New small businesses coming to town

March 11, 2018

 From Elizabeth Ave. Station’s opening in the warehouse district to the several new restaurants Clematis Street welcomed this past year, West Palm Beach is experiencing a steady growth of local businesses.

 

Ambitious business owners are seeking a growing market, and it seems West Palm Beach has the means to deliver.

 

One success story involves a “boutique butcher shop” and a timely multi-business warehouse project.

 

Bradley Grace of Grace’s Fine Foods moved to Florida from New York to open a sausage shop in the West Palm Beach market. When he caught word of the warehouse district’s newest real estate opportunity, Grandview Public Market, he decided to open up shop there.

 

“This is only our second day. We’ve been doing good,” Grace said on Wednesday.

 

Florida’s biodiversity and local farms have been catching the eyes of local restaurant owners like Grace.

 

“Florida is a really biodiverse state, but we don’t really think that way. Chefs are starting to go to places like that, and Florida happens to be one of those places,” Grace said. “So I came back here, and when I heard about Grandview I figured this would be a really great place to start my business. There’s a lower overhead, and the constant flow of people.”

 

Grandview Public Market operates like a small shopping mall, hosting mainly restaurants (namely Celis Produce, Rabbit Coffee Roasting Co. and Zipitos) as well as a couple small retail shops. With plenty of indoor and outdoor seating, all decorated with trendy modern decor while keeping a warehouse feel, Grandview has been attracting crowds even before their official grand opening.

 

“In a setting like this, we’re building each other up,” Grace said. “We all want success, no one wants to best anyone else. That being said, we’re all respectful of each other’s menus. For example, if Claire’s has a burger on the menu, I’m not going to run a burger or directly try to compete with them.”

 

Local businesses are learning to work with the seasonal market that South Florida is known for.

 

“It’s a snowbird kind of area,” Grace said. “I think now with the more chef-driven restaurants that are happening, yeah, there’s definitely more competition because there’s more talent down here than there’s ever been.”

 

The West Palm Beach business scene has even attracted international attention.

 

 

Loic Autret, a French baker, left his original Delray Beach bakery to explore the West Palm Beach market. He and his wife recently opened the doors to Loic Bakery Cafe Bar on Hibiscus Avenue, and the local project has been a success so far.

 

Gabi Bondor, one of Loic’s co-owners and investors, sees a promising future for the shop.

 

“We feel like West Palm is up-and-coming,” Bondor said. “We have a lot of high rises, which really wasn’t the situation back in the day when we only had mansions and family homes. The condo setup is changing the landscape for younger generations to come and rent here.”

 

Bondor is Hungarian and currently resides in New York City, although she spends some amount of time in South Florida to work with the Autrets.

 

When asked about her interest in a Floridian market as opposed to a European location, Bondor reflected on Miami’s business boom over the years.

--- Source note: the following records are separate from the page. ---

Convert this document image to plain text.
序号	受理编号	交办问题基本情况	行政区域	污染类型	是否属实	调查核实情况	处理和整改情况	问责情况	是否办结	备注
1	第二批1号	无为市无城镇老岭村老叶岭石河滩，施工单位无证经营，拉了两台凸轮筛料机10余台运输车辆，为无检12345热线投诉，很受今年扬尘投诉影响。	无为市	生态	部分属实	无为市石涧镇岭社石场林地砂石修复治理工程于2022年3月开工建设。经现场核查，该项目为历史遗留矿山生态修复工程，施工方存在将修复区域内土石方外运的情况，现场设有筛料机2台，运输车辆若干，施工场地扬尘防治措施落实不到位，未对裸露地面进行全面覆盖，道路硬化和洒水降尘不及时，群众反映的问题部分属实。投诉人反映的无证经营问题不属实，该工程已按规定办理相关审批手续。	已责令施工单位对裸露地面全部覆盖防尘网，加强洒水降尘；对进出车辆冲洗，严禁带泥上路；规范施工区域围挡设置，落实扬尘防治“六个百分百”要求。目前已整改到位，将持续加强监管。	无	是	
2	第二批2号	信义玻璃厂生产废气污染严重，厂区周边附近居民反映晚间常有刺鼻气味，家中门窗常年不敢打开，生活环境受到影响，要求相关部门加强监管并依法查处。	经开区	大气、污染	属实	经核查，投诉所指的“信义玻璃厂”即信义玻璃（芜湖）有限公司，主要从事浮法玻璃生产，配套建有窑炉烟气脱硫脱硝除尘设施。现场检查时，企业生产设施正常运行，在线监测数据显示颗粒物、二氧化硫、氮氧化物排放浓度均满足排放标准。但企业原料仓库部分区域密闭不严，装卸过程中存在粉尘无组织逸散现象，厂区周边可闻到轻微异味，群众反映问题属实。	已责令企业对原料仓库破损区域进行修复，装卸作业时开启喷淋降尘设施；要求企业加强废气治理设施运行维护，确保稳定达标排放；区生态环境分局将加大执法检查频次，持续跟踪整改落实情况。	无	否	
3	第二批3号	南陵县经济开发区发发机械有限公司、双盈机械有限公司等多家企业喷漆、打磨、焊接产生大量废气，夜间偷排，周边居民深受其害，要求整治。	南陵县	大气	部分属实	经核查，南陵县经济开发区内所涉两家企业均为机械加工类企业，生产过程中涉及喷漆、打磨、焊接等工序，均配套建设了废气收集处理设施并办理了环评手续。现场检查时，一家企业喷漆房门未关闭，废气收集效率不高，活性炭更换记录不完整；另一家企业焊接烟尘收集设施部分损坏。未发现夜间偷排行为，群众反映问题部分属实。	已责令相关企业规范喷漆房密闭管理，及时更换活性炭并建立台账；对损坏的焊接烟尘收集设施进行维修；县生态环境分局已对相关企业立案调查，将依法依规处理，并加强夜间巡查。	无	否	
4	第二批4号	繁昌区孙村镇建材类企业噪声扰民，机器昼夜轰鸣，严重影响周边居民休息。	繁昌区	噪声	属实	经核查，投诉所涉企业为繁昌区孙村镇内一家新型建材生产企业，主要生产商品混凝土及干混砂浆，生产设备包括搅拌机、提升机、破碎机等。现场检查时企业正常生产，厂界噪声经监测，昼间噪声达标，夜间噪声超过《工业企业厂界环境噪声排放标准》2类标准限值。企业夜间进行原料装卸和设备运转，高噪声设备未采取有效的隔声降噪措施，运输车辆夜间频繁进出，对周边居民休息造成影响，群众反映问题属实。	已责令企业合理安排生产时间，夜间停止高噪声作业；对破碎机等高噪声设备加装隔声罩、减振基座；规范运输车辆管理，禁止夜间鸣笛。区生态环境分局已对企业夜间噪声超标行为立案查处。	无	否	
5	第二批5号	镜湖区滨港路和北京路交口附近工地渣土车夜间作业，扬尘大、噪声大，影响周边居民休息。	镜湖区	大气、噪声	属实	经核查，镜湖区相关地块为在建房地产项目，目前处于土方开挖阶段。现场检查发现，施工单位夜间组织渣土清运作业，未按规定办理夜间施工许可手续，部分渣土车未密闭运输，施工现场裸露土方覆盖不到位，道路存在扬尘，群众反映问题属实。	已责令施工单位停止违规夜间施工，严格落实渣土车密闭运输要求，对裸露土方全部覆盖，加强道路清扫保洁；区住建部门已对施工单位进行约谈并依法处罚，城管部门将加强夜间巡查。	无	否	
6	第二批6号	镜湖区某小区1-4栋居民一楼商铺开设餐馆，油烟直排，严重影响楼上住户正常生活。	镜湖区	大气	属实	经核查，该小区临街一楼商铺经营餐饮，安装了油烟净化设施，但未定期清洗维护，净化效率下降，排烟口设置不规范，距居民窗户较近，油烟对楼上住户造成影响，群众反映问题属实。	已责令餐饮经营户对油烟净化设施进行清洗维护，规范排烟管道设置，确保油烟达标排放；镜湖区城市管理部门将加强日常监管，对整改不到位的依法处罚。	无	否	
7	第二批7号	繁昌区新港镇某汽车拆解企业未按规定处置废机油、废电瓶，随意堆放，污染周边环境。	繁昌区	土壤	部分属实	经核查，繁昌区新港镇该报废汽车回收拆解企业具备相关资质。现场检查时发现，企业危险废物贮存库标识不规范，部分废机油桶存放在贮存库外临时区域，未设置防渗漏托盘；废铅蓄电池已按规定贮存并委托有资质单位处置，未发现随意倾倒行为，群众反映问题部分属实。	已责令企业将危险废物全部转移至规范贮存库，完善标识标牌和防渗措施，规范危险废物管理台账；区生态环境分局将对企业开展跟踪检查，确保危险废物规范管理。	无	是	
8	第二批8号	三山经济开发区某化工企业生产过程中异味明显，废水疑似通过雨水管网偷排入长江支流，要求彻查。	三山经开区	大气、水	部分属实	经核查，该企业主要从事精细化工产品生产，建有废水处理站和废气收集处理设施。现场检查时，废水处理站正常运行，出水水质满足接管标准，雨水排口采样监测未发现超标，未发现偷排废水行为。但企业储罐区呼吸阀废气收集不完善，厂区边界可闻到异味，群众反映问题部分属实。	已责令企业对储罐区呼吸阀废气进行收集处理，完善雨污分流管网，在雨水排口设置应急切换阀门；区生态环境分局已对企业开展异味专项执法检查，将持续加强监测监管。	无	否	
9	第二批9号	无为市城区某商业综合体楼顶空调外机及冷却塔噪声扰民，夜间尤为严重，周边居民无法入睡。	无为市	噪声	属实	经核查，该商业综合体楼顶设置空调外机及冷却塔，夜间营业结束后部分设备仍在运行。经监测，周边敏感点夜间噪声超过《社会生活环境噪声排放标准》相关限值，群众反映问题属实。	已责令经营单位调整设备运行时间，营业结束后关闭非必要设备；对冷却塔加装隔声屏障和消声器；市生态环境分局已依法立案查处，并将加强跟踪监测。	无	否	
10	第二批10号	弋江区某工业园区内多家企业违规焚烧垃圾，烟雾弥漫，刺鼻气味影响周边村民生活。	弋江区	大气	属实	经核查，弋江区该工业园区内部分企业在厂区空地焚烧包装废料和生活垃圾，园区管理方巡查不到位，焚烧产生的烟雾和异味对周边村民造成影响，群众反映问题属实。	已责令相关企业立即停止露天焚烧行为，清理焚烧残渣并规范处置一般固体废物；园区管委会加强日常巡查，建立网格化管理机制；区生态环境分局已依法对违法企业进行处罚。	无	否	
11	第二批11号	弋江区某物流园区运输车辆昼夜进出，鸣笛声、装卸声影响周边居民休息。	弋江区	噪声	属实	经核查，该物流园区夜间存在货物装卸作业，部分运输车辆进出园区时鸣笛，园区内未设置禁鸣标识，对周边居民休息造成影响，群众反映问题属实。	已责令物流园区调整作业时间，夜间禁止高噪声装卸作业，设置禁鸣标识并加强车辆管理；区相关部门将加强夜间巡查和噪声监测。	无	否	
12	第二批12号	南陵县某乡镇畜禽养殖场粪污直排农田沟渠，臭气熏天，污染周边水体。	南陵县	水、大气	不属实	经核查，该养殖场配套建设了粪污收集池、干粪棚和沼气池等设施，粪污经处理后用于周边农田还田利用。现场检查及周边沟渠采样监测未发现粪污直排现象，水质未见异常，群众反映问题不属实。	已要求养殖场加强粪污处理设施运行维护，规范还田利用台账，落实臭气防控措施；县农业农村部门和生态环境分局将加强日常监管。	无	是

“We felt like downtown West Palm Beach is going through a similar development to what Miami went through in the ‘80s, the Fort Lauderdale and Delray, and now Downtown West Palm,” Bondor said.

 

Loic is located on the first floor of the City Palms building at 480 Hibiscus St. Because of the location, the bakery attracts many City Palms residents as well as Palm Beach Atlantic University students.

 

 

Bondor says Loic Bakery’s success will rely mainly on locals, varying from the tourist-saturated ways of Clematis Street.

 

“When we have someone come through the door, we have to make sure it’s an experience and the experience results in a returning customer,” Bondor said.

 

In addition to restaurant growth, Clematis Street is looking to up their retail game.

 

As reported by the Department of Downtown Development’s online blog, “A Guy On Clematis,” the city has proposed a plan to fund 12 small retail pop-ups for 12 months.

 

Since the opening of City Place, Clematis Street has seen a decline in retail shopping overall. The city’s proposal, deemed the “12 x 12 Pop-Up to Rent” plan, is funded by a $180,200 grant won from the Knight Foundation and is designed to revitalize the shopping activity on the strip.

 

“It won’t be pizza, vape, or coffee shops,” West Palm Beach Economic Development Director

Chris Roog told Aaron Wormus, a writer for “A Guy On Clematis.”

 

It seems the overall goal is to diversify Clematis Street, creating an environment suitable for small businesses of all types to thrive in.

 

“We want to add a different type component and retailer to the street,” Roog said.

 

Because of this plan, locals can expect to see more retail pop-ups on Clematis in the coming months.